Quote and Invoice Structure
Quotes and invoices use the same page system as the general letterhead, but the information hierarchy changes. The top-right area can carry the document type, such as Quote, Tax Invoice, or Statement, while the right one-third below remains a contact stack.
| Zone | Content | Treatment |
|---|---|---|
| Header | opries logotype and document type | Logotype top-left; document type top-right in restrained type |
| To / address zone | Recipient name and postal address | Keep in the window address zone for posting and PDF consistency |
| Date | Quote or invoice date | Include in the right one-third contact stack and repeat in the footer or document metadata where useful |
| Contact stack | Sender name, return email, website, phone, ABN, or accounts contact | Place in the right one-third at the same level as the recipient address; use compact labels rather than large field names |
| Project / reference block | Project name, quote number, invoice number, purchase order, grant reference, or date | Place below the window address zone, aligned to the left column |
| Body start | Introductory note, line item table, scope, payment terms, or acceptance instructions | Start below the address and project/reference block |
| Footer | Document number, date, page number, version, or payment/contact note | Repeat enough information for separated or printed pages |
Follower Page Structure
| Zone | Content | Treatment |
|---|---|---|
| Compact header | Small logotype, document title, reference, or page number | Repeat enough context that a separated page still makes sense |
| Body start | Continued correspondence, table, invoice line items, or quote detail | Start higher than the first page, usually around 38-45 mm from the top |
| Footer | Website, page number, version, or document status | Match first page footer structure |
| Removed content | Recipient address and full metadata band | Do not repeat the window address zone on follower pages |
Invoices and Quotes
Use the quote and invoice structure for commercial documents, formal estimates, and project records that may need to be posted, filed, audited, or paid. The recipient address should remain in the window zone, the sender contact stack should remain in the right one-third, and project/reference information should sit below the address.
| Element | Guidance |
|---|---|
| Recipient details | Keep in the window address zone for posting and PDF consistency |
| Sender details | Keep in the right one-third as a practical return contact stack |
| Invoice or quote details | Use the top-right header for document type, then place project, number, date, due date, and reference details below the address |
| Line item tables | Use open table styling with strong horizontal row rules and clear numeric alignment |
| Totals | Align totals to the right, using weight and spacing rather than heavy boxes |
| Payment or acceptance notes | Place after totals or in a short support block; keep the language plain and auditable |
| Continuation pages | Use follower-page margins and repeat document number plus page number |
Print Rules
- Keep body text left aligned and ragged right.
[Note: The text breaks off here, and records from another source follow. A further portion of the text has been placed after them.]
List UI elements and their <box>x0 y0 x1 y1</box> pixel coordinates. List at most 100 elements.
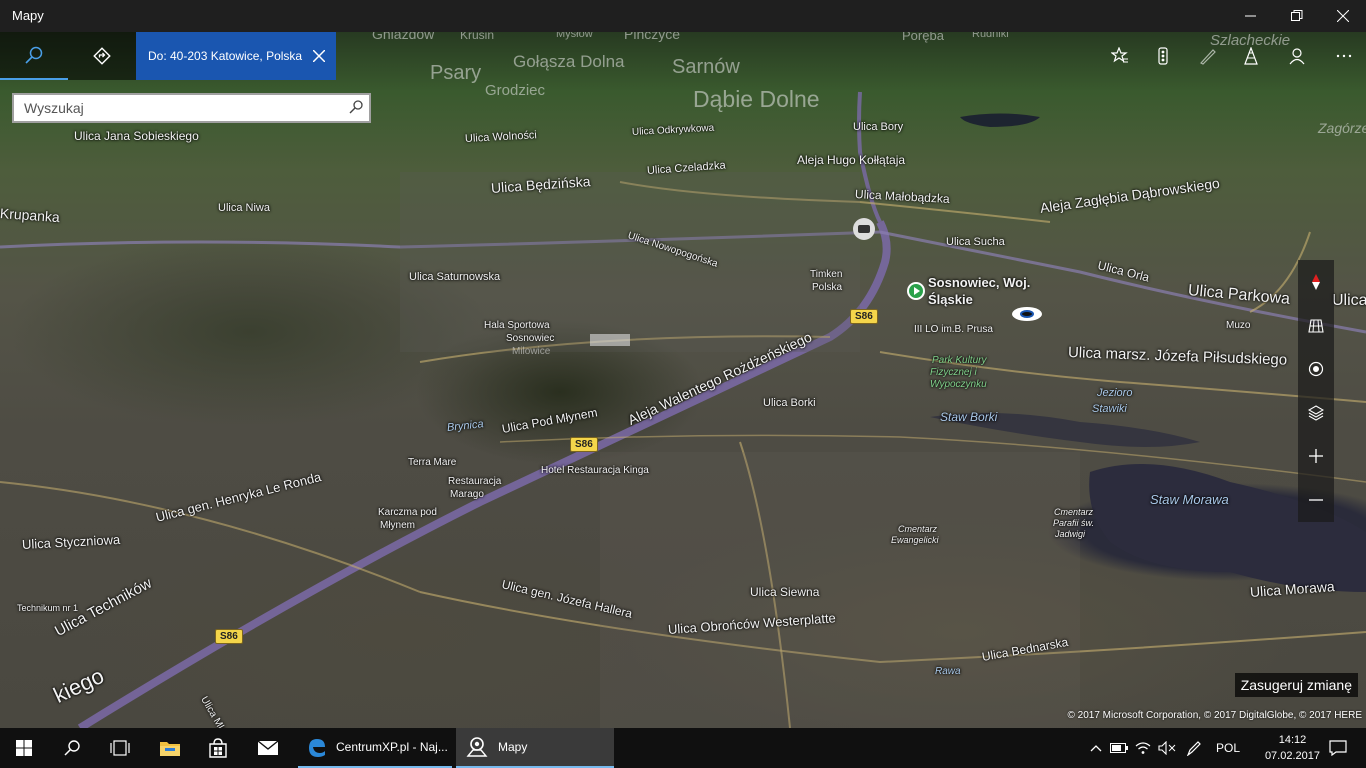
street-label: Aleja Hugo Kołłątaja <box>797 153 906 167</box>
poi-label: Ewangelicki <box>891 535 939 545</box>
action-center-button[interactable] <box>1320 728 1356 768</box>
start-button[interactable] <box>0 728 48 768</box>
volume-muted-icon[interactable] <box>1156 728 1178 768</box>
street-label: Ulica Bory <box>853 121 904 133</box>
taskbar-app-label: Mapy <box>498 740 528 754</box>
place-label: Psary <box>430 62 482 84</box>
poi-label: Timken <box>810 269 843 280</box>
urban-area-2 <box>600 452 1080 728</box>
wifi-icon[interactable] <box>1132 728 1154 768</box>
pond <box>960 113 1040 127</box>
show-location-icon[interactable] <box>1298 349 1334 389</box>
traffic-icon[interactable] <box>1151 44 1175 68</box>
taskbar-app-edge[interactable]: CentrumXP.pl - Naj... <box>298 728 452 768</box>
directions-tab-button[interactable] <box>68 32 136 80</box>
close-window-button[interactable] <box>1320 0 1366 32</box>
poi-label: Terra Mare <box>408 457 457 468</box>
park-label: Wypoczynku <box>930 379 987 390</box>
show-hidden-icons-button[interactable] <box>1086 728 1106 768</box>
restore-button[interactable] <box>1274 0 1320 32</box>
taskbar-app-maps[interactable]: Mapy <box>456 728 614 768</box>
poi-label: Cmentarz <box>898 524 938 534</box>
destination-tab[interactable]: Do: 40-203 Katowice, Polska <box>136 32 336 80</box>
poi-label: Młynem <box>380 520 416 531</box>
compass-icon[interactable] <box>1298 262 1334 302</box>
windows-icon <box>16 740 32 756</box>
maps-icon <box>466 737 488 757</box>
mail-button[interactable] <box>244 728 292 768</box>
minus-icon <box>1309 499 1323 501</box>
search-tab-button[interactable] <box>0 32 68 80</box>
search-icon[interactable] <box>349 100 363 119</box>
poi-label: Cmentarz <box>1054 507 1094 517</box>
restore-icon <box>1291 10 1303 21</box>
title-bar: Mapy <box>0 0 1366 32</box>
poi-label: Parafii św. <box>1053 518 1095 528</box>
street-label: Ulica Jana Sobieskiego <box>74 129 199 143</box>
chevron-up-icon <box>1090 745 1102 752</box>
map-layers-icon[interactable] <box>1298 393 1334 433</box>
battery-icon[interactable] <box>1108 728 1130 768</box>
poi-label: Jadwigi <box>1055 529 1086 539</box>
map-view[interactable]: Gniazdów Krusin Mysłów Pińczyce Poręba R… <box>0 26 1366 745</box>
more-icon[interactable] <box>1332 44 1356 68</box>
street-label: Ulica Saturnowska <box>409 271 501 283</box>
street-label: Ulica Niwa <box>218 202 270 214</box>
pen-icon[interactable] <box>1182 728 1206 768</box>
minimize-button[interactable] <box>1228 0 1274 32</box>
poi-label: Hala Sportowa <box>484 320 550 331</box>
location-marker-icon[interactable] <box>1012 307 1042 321</box>
taskbar-app-label: CentrumXP.pl - Naj... <box>336 740 448 754</box>
search-box[interactable] <box>12 93 371 123</box>
edge-icon <box>309 739 325 757</box>
window-title: Mapy <box>12 8 44 23</box>
zoom-out-button[interactable] <box>1298 480 1334 520</box>
poi-label: Milowice <box>512 346 551 357</box>
place-label: Dąbie Dolne <box>693 86 820 112</box>
store-icon <box>209 738 227 758</box>
zoom-in-button[interactable] <box>1298 436 1334 476</box>
directions-icon <box>93 47 111 65</box>
water-label: Staw Morawa <box>1150 492 1229 507</box>
close-destination-button[interactable] <box>308 45 330 67</box>
search-input[interactable] <box>14 95 334 121</box>
poi-label: Muzo <box>1226 320 1251 331</box>
highway-shield: S86 <box>215 629 243 644</box>
park-label: Park Kultury <box>932 355 987 366</box>
traffic-camera-icon[interactable] <box>853 218 875 240</box>
start-pin-icon[interactable] <box>907 282 925 300</box>
3d-cities-icon[interactable] <box>1239 44 1263 68</box>
account-icon[interactable] <box>1285 44 1309 68</box>
suggest-change-button[interactable]: Zasugeruj zmianę <box>1234 673 1358 697</box>
building-roof <box>590 334 630 346</box>
water-label: Jezioro <box>1097 387 1133 399</box>
search-icon <box>64 740 80 756</box>
plus-icon <box>1309 449 1323 463</box>
street-label: Ulica Sucha <box>946 236 1005 248</box>
park-label: Fizycznej i <box>930 367 977 378</box>
poi-label: Polska <box>812 282 843 293</box>
input-language[interactable]: POL <box>1210 728 1246 768</box>
tilt-icon[interactable] <box>1298 306 1334 346</box>
search-button[interactable] <box>48 728 96 768</box>
place-label: Grodziec <box>485 82 546 99</box>
favorites-icon[interactable] <box>1108 44 1132 68</box>
file-explorer-button[interactable] <box>146 728 194 768</box>
water-label: Stawiki <box>1092 403 1127 415</box>
task-view-button[interactable] <box>96 728 144 768</box>
store-button[interactable] <box>194 728 242 768</box>
clock-time: 14:12 <box>1278 734 1307 746</box>
search-icon <box>25 46 43 64</box>
street-label: Ulica <box>1332 292 1366 309</box>
water-label: Staw Borki <box>940 410 998 424</box>
highway-shield: S86 <box>570 437 598 452</box>
close-icon <box>1337 10 1349 22</box>
clock[interactable]: 14:12 07.02.2017 <box>1265 732 1320 764</box>
mail-icon <box>257 740 279 755</box>
ink-icon[interactable] <box>1196 44 1220 68</box>
task-view-icon <box>110 740 130 756</box>
street-label: Ulica Siewna <box>750 585 820 599</box>
place-label: Gołąsza Dolna <box>513 52 625 71</box>
copyright-text: © 2017 Microsoft Corporation, © 2017 Dig… <box>1067 710 1362 721</box>
poi-label: III LO im.B. Prusa <box>914 324 993 335</box>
- Do not fully justify correspondence or letter body text.
- Do not centre contact details unless they are a single short standalone line.
- Keep logotype clear space free from addresses, partner marks, and page furniture.
- Use Paperbark or White for most stationery backgrounds.
- Use Earth backgrounds only when the stationery purpose benefits from a formal dark treatment.
- Test stationery in greyscale and low-quality office printing.
Checks
- Is the logotype clear and correctly coloured for the background?
- Can contact details be scanned in a few seconds?
- Is the body text left aligned, ragged right, and readable at final size?
- Are margins suitable for print, filing, and annotation?
- Does the stationery feel structured rather than decorative?
- Does it still work in greyscale or low-quality print?